Vrai de vrai, c’est ce qu’a écrit, en première page du Monde des livres du 18 juin 2009, la romancière et essayiste Nancy Huston à propos de mon nouveau livre paru le 22 janvier 2009 :

OUI, LA NATURE HUMAINE EST BONNE !

Comment la violence éducative la pervertit depuis des millénaires
(Robert Laffont)

Voici le texte complet de son article :

Qui châtie bien fait beaucoup de mal…

Le titre (qui n’est pas de l’auteur) fait frémir. La thèse (que résume le sous-titre) fait pouffer. C’est tellement énorme, se dit-on, que ce doit être simpliste, donc faux. Nous voilà au cœur du problème : l’espèce humaine est cette étrange espèce qui aime dire et entendre dire du mal d’elle-même, croire sa nature mauvaise plutôt que bonne.
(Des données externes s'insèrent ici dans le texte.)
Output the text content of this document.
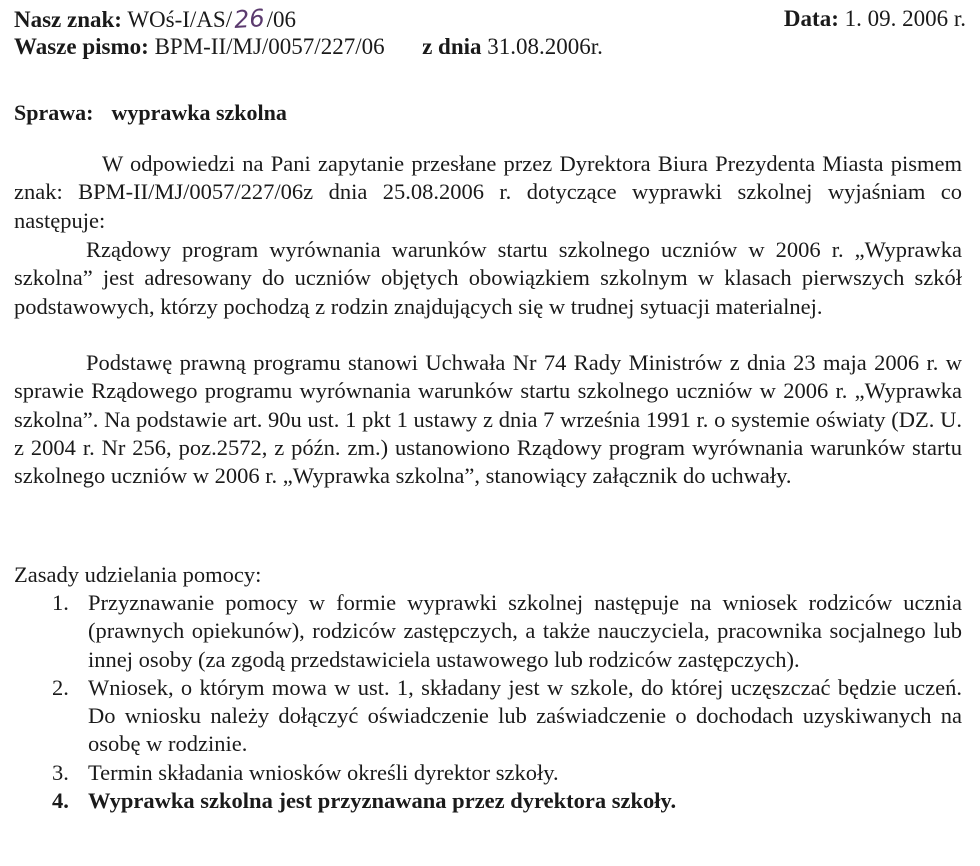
Nasz znak: WOś-I/AS/26/06	Data: 1. 09. 2006 r.
Wasze pismo: BPM-II/MJ/0057/227/06 z dnia 31.08.2006r.
Sprawa: wyprawka szkolna
W odpowiedzi na Pani zapytanie przesłane przez Dyrektora Biura Prezydenta Miasta pismem znak: BPM-II/MJ/0057/227/06z dnia 25.08.2006 r. dotyczące wyprawki szkolnej wyjaśniam co następuje:
Rządowy program wyrównania warunków startu szkolnego uczniów w 2006 r. „Wyprawka szkolna” jest adresowany do uczniów objętych obowiązkiem szkolnym w klasach pierwszych szkół podstawowych, którzy pochodzą z rodzin znajdujących się w trudnej sytuacji materialnej.
Podstawę prawną programu stanowi Uchwała Nr 74 Rady Ministrów z dnia 23 maja 2006 r. w sprawie Rządowego programu wyrównania warunków startu szkolnego uczniów w 2006 r. „Wyprawka szkolna”. Na podstawie art. 90u ust. 1 pkt 1 ustawy z dnia 7 września 1991 r. o systemie oświaty (DZ. U. z 2004 r. Nr 256, poz.2572, z późn. zm.) ustanowiono Rządowy program wyrównania warunków startu szkolnego uczniów w 2006 r. „Wyprawka szkolna”, stanowiący załącznik do uchwały.
Zasady udzielania pomocy:
1. Przyznawanie pomocy w formie wyprawki szkolnej następuje na wniosek rodziców ucznia (prawnych opiekunów), rodziców zastępczych, a także nauczyciela, pracownika socjalnego lub innej osoby (za zgodą przedstawiciela ustawowego lub rodziców zastępczych).
2. Wniosek, o którym mowa w ust. 1, składany jest w szkole, do której uczęszczać będzie uczeń. Do wniosku należy dołączyć oświadczenie lub zaświadczenie o dochodach uzyskiwanych na osobę w rodzinie.
3. Termin składania wniosków określi dyrektor szkoły.
4. Wyprawka szkolna jest przyznawana przez dyrektora szkoły.
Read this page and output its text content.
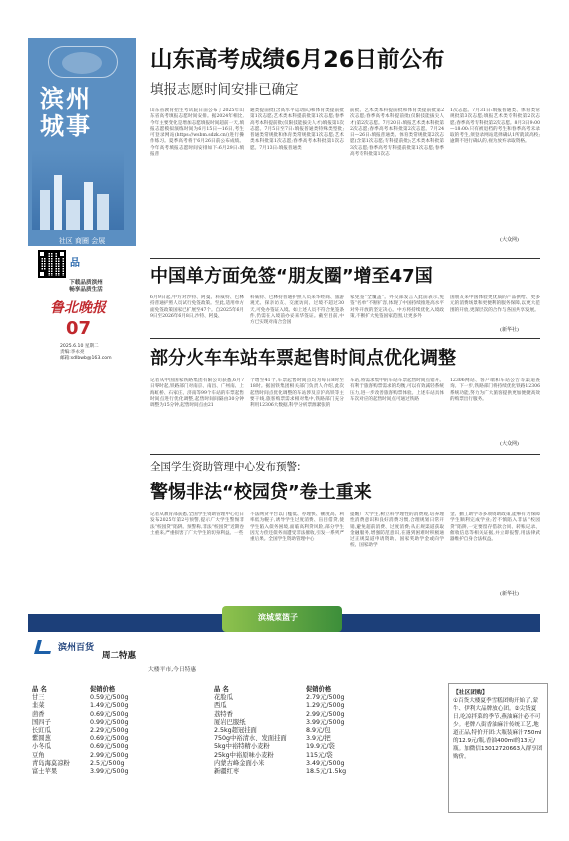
滨州
城事
社区 商圈 会展
品
下载品质滨州
畅享品质生活
鲁北晚报
07
2025.6.10 星期二
责编:李永亮
邮箱:sdlbwb@163.com
山东高考成绩6月26日前公布
填报志愿时间安排已确定
山东省教育招生考试院日前公布了2025年山东省高考填报志愿时间安排。据2024年相比,今年主要变化是增加志愿填报时间超前一天,填报志愿模拟演练时间为6月15日—16日,考生可登录网站(https://wsbm.sdzk.cn/)进行操作练习。夏季高考将于6月26日前公布成绩。今年高考填报志愿时间安排如下:6月29日:填报普
通类提前批(含高水平运动队)和体育类提前批第1次志愿;艺术类本科提前批第1次志愿;春季高考本科提前批(仅限技能拔尖人才)填报第1次志愿。7月5日至7日:填报普通类特殊类型批;普通类常规批和体育类常规批第1次志愿;艺术类本科批第1次志愿;春季高考本科批第1次志愿。7月13日:填报普通类
前批、艺术类本科提前批和体育类提前批第2次志愿;春季高考本科提前批(仅限技能拔尖人才)第2次志愿。7月20日:填报艺术类本科批第2次志愿;春季高考本科批第2次志愿。7月24日—26日:填报普通类、体育类常规批第2次志愿(含第1次志愿;专科提前批);艺术类本科批第3次志愿;春季高考专科提前批第1次志愿;春季高考专科批第1次志
1次志愿。7月31日:填报普通类、体育类常规批第3次志愿;填报艺术类专科批第2次志愿;春季高考专科批第2次志愿。8月3日9:00—18:00:只有被退档的考生和春季高考未录取的考生,须登录网站选择确认1所就读高校;逾期不进行确认的,视为放弃录取资格。
(大众网)
中国单方面免签“朋友圈”增至47国
6月9日起,中方对沙特、阿曼、科威特、巴林持普通护照人员试行免签政策。至此,适用单方面免签政策国家已扩展至47个。自2025年6月9日至2026年6月8日,沙特、阿曼、
科威特、巴林持普通护照人员来华经商、旅游观光、探亲访友、交流访问、过境不超过30天,可免办签证入境。如上述人员不符合免签条件,仍需在入境前办妥来华签证。截至目前,中方已实现对南合会国
家免签“全覆盖”。外交部发言人此前表示,免签“名单”不断扩容,体现了中国持续推进高水平对外开放的坚定决心。中方将持续优化入境政策,不断扩大免签国家范围,让更多外
国朋友来中国体验更优质的产品供给、更多元的消费场景和更便利的服务保障,以更大范围的开放,更深层次的合作与各国共享发展。
(新华社)
部分火车车站车票起售时间点优化调整
记者从中国国家铁路集团有限公司获悉,6月7日零时起,铁路部门对南京、南昌、广州南、上海虹桥、石家庄、济南等99个车站的车票起售时间点进行优化调整,起售时间间隔由30分钟调整为15分钟,起售时间点由21
个增至41个,车票起售时间点均为每日8时至18时。据国铁集团相关部门负责人介绍,此次起售时间点优化调整的车站涉及京沪高铁等主要干线,旅客购票需求相对集中,铁路部门充分利用12306大数据,科学分析票源紧张的
车站,将需求集中的车站车票起售时间点错开。有利于旅客购票需求的均衡,可以有效减轻系统压力,进一步改善旅客购票体验。上述车站具体车次对应的起售时间点可通过铁路
12306网站、客户端和车站公告等渠道查询。下一步,铁路部门将持续优化铁路12306系统功能,努力为广大旅客提供更加便捷高效的购票出行服务。
(大众网)
全国学生资助管理中心发布预警:
警惕非法“校园贷”卷土重来
记者从教育部获悉,全国学生资助管理中心近日发布2025年第2号预警,提示广大学生警惕非法“校园贷”陷阱。预警称,非法“校园贷”近期卷土重来,严重损害了广大学生的切身利益。一些
不法网贷平台以门槛低、办理快、额度高、利率低为幌子,诱导学生过度消费、盲目借贷,使学生陷入债务困境,面临高利贷风险,部分学生因无力偿还债务而遭受非法催收,引发一系列严重后果。全国学生资助管理中心
提醒广大学生,树立科学理性的消费观,培养理性消费意识和良好消费习惯,合理规划日常开销,避免超前消费、过度消费;从正规渠道获取金融服务,增强防范意识,在遇到困难时积极通过正规渠道申请资助、国家奖助学金或向学校、国家助学
金、勤工助学等多项资助政策,能够有力保障学生顺利完成学业;若不慎陷入非法“校园贷”陷阱,一定要留存借款合同、转账记录、催收信息等相关证据,并立即报警,用法律武器维护自身合法权益。
(新华社)
滨城菜篮子
滨州百货
周二特惠
大楼平市,今日特惠
品 名	促销价格
甘三	0.59元/500g
韭菜	1.49元/500g
茴香	0.69元/500g
国四子	0.99元/500g
长豇瓜	2.29元/500g
紫圆葱	0.69元/500g
小冬瓜	0.69元/500g
豆角	2.99元/500g
青岛海莫凉粉	2.5元/500g
富士苹果	3.99元/500g
品 名	促销价格
花脸瓜	2.79元/500g
西瓜	1.29元/500g
荔特香	2.99元/500g
厦岩巴服纸	3.99元/500g
2.5kg超冠挂面	8.9元/包
750g中裕清水、发面挂面	3.9元/把
5kg中裕特精小麦粉	19.9元/袋
25kg中裕原味小麦粉	115元/袋
内蒙古峰金面小米	3.49元/500g
新疆红枣	18.5元/1.5kg
【社区团购】
①百货大楼夏季雪糕团购开始了,蒙牛、伊利大品牌放心团。②尖货夏日,吃凉拌菜的季节,燕油麻汁必不可少。老牌八街香油麻汁传统工艺,地道正品,特价开团:大瓶装麻汁750ml的12.9元/瓶,香油400ml的13元/瓶。加微信13012720663入群享团购价。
Olivier Maurel, auteur d’un précédent ouvrage sur la fessée, explore ici tous les tenants et aboutissants du thème de la violence éducative. Une fois que l’on en a entamé la lecture, on cesse de pouffer et on écoute. On se souvient, peut-être, de l’enfant qu’on a été, et des coups que l’on a reçus. On apprend que, partout dans le monde, « 80 à 90 % des enfants sont soumis à la violence éducative pratiquée dans leur pays ».

Ainsi, la première leçon d’éthique inculquée aux petits humains est-elle une leçon paradoxale : le fort a le droit de faire mal au faible, serait-ce pour lui apprendre à ne jamais faire mal à plus faible que soi ! Le mépris des enfants suscite, chez les enfants méprisés devenus adultes, le mépris des enfants. D’où un refus de prendre au sérieux leur souffrance, et une tendance à la perpétuer, dans un des plus vieux cercles vicieux du monde.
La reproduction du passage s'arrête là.